The recent conflicts between the US, Israel and Iran, while not directly disrupting the global supply chain of core raw materials for stainless steel, have caused significant short-term market volatility, with impacts concentrated on costs and trade.
In terms of raw materials and costs, Iran is not a major producer of core stainless steel raw materials such as nickel and chromium, so it will not directly lead to supply shortages. However, the conflicts have heightened global risk aversion, which, combined with the earlier tightening of nickel ore quotas in Indonesia, further pushed nickel prices slightly higher. Meanwhile, shipping tensions in the Strait of Hormuz have driven sharp increases in global freight rates and war risk insurance premiums. Coupled with rising crude oil prices, these factors have directly raised energy and logistics costs for stainless steel smelting, squeezing profit margins for steel mills.
The impact on the trade side is more direct. The Strait of Hormuz is a key route for stainless steel exports to the Middle East. The conflicts have led to route suspensions or diversions, which not only raised transportation costs but also caused the loss of some Middle Eastern orders, particularly hitting export-oriented steel enterprises.

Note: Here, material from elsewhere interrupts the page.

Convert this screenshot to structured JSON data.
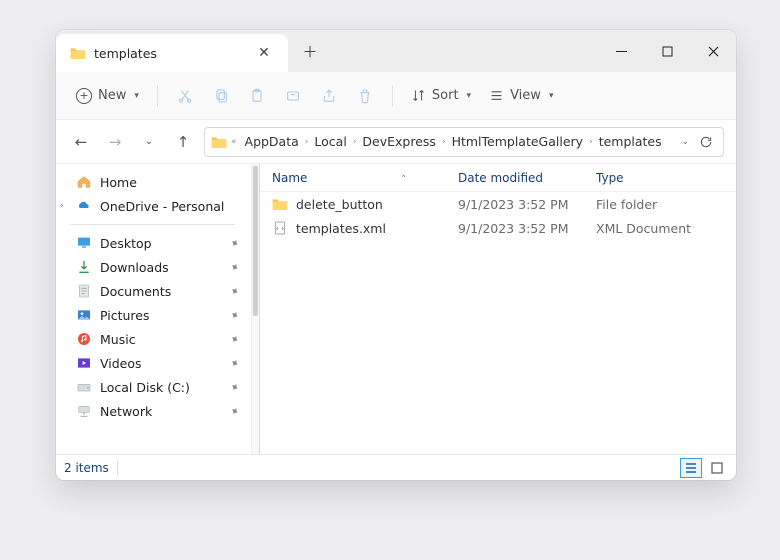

Overall, the impact of this conflict on the stainless steel market is dominated by short-term sentiment and cost disturbances, without changing the industry fundamentals. Supported by costs, current stainless steel prices are showing a relatively strong volatile trend, but weak global demand has capped gains. Further adjustments to Indonesia’s nickel ore quotas remain the key factor determining the long-term market trend.